One of the Tower of London’s resident ravens has been missing for several weeks, and the raven keepers believe the bird may have died.
It follows reports earlier this year that the ravens had been increasingly straying from the tower because they were “bored” as visitor numbers had plummeted during lockdown.
The Tower said the female bird, Merlina, was the “Queen of the Tower ravens”, and since joining the resident ravens in 2007 had been the “undisputed ruler of the roost”.
In the wild ravens typically live for up to about 15 years, but those kept by humans often live to be over 20, with some at the Tower of London previously known to reach 40 years old.
“We have some really unhappy news to share,” a Twitter post by the Tower of London said.
“Our much-loved raven Merlina has not been seen at the Tower for several weeks, and her continued absence indicates to us that she may have sadly passed away.
“Though it isn’t unusual for our ravens to roam outside the walls, free-spirited Merlina has previously always returned to the Tower and to the Ravenmaster and his team, with whom she shared a wonderfully close bond.”
The resident ravens which are kept at the Tower are shrouded in myth, which holds that if the ravens are lost or fly away, the Crown will fall and Britain with it.
A minimum of six ravens are supposed to be kept at the tower, and even with Merlina’s departure, there are still seven.
William the Conqueror built the imposing stone tower at the centre of his London fortress in the 1070s, but it wasn’t until the reign of Charles II, 600 years later, that – the legend goes, a witch told him should the ravens ever leave the Tower, the monarchy would fall.
During the medieval period ravens were common scavengers in London, but historians believe the emergence of the myths may have been the work of the Victorian imagination, with fascination in ravens surging following the publication of Edgar Allan Poe’s narrative poem The Raven in 1845.
During the Blitz of the Second World War, the ravens were apparently used as unofficial spotters for enemy planes and bombs, resulting in just one raven – named Gripp – surviving. As a result, Winston Churchill ordered a minimum of six be kept at the tower at all times.
Until Merlina’s departure, the ravens — collectively known as an “unkindness” or a “treachery” — numbered eight.
“We now have seven ravens here at the Tower — one more than the required six, so we don’t have any immediate plans to fill Merlina’s vacancy,” the Tower said.
“However in time we hope that a new chick from our breeding programme will be up to the formidable challenge of continuing her legacy.
“Since joining us in 2007, Merlina was our undisputed ruler of the roost, Queen of the Tower Ravens. She will be greatly missed by her fellow ravens, the Ravenmaster, and all of us in the Tower community.”
Chris Skaife, the Ravenmaster, told the BBC’s Today programme Merlina had not been seen since before Christmas.

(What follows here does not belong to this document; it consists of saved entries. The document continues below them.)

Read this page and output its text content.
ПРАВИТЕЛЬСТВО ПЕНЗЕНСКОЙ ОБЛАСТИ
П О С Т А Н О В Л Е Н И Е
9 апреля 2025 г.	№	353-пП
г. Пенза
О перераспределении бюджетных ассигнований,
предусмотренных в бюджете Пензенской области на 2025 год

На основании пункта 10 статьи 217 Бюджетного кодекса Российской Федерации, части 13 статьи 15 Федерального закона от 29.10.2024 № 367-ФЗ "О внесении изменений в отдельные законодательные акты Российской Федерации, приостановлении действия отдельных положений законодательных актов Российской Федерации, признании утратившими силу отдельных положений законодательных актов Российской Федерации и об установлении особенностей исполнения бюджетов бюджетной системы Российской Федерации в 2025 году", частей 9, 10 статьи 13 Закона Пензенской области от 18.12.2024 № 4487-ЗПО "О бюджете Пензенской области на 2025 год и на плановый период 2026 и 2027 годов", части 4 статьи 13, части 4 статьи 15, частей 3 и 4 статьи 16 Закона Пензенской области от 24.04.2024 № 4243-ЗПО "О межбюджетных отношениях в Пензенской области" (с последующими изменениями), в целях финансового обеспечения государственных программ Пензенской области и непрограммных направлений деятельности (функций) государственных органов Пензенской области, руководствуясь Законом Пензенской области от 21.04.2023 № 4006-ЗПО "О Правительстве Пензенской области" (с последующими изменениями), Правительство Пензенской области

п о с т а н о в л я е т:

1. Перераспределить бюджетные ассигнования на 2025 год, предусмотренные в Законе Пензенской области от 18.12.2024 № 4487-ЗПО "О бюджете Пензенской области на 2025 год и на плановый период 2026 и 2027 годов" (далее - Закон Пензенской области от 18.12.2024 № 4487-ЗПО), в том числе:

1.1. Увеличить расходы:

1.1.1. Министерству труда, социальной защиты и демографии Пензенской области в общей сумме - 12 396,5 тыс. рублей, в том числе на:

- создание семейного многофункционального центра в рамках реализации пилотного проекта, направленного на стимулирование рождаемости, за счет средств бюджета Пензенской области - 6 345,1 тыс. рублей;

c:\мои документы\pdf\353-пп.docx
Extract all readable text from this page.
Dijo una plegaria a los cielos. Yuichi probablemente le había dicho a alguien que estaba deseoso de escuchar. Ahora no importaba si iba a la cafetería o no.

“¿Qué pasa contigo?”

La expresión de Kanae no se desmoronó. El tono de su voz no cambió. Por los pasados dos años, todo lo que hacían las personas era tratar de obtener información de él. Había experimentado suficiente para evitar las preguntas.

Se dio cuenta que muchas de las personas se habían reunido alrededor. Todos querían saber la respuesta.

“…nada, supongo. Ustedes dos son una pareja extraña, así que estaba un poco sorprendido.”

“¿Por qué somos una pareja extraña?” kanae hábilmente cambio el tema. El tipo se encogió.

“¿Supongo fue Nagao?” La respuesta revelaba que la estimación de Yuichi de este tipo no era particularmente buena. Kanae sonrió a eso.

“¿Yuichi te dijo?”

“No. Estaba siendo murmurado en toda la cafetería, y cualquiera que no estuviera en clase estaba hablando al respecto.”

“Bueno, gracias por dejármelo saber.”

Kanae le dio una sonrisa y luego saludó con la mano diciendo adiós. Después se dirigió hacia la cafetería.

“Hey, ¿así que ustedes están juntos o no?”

He said: “Just before Christmas, before we went into the lockdown, we were putting the ravens to bed, and she didn’t come back. Merlina is a free-spirited raven and has been known to leave the Tower precincts on many occasions. But I’m her buddy and normally she comes back to us, but this time she didn’t, so I do fear that she is not with us anymore.”
Asked if there were still more than six, Mr Skaife said: “Obviously as the Ravenmaster, my concern is looking after the kingdom – should the Ravens leave the Tower of London it will crumble to dust and great harm will befall the kingdom – of course that is myth and legend – but we do have seven ravens here at the Tower of London, six by royal decree and we still have a spare one, so we’re ok at the moment.”
Mr Skaife said the Ravens are well looked after at the Tower, and he even goes to Smithfield Market, the other side of St Paul’s Cathedral from the Tower, where he buys meat for them.
He said: “Though nowadays they mostly have more specialist food, such as rats and mice and chicks, and biscuits soaked in blood, on occasion.”
Ravens are highly intelligent birds, with one of the largest brains of any bird species. They have been observed solving complex problems, and it has been argued that they are just one of four species known to be able to display “displacement” – the ability to communicate to others about objects or events which are distant in space and time from the moment of communication – for example about the location of food.
They are also among the most playful of bird species, known to use twigs as toys, undertaking spectacular aerobatics with one another, and have been observed repeatedly sliding down banks of snow – apparently for fun.
Though they are well known, numbers of ravens in the UK remain relatively low, with fewer than 10,000 breeding pairs.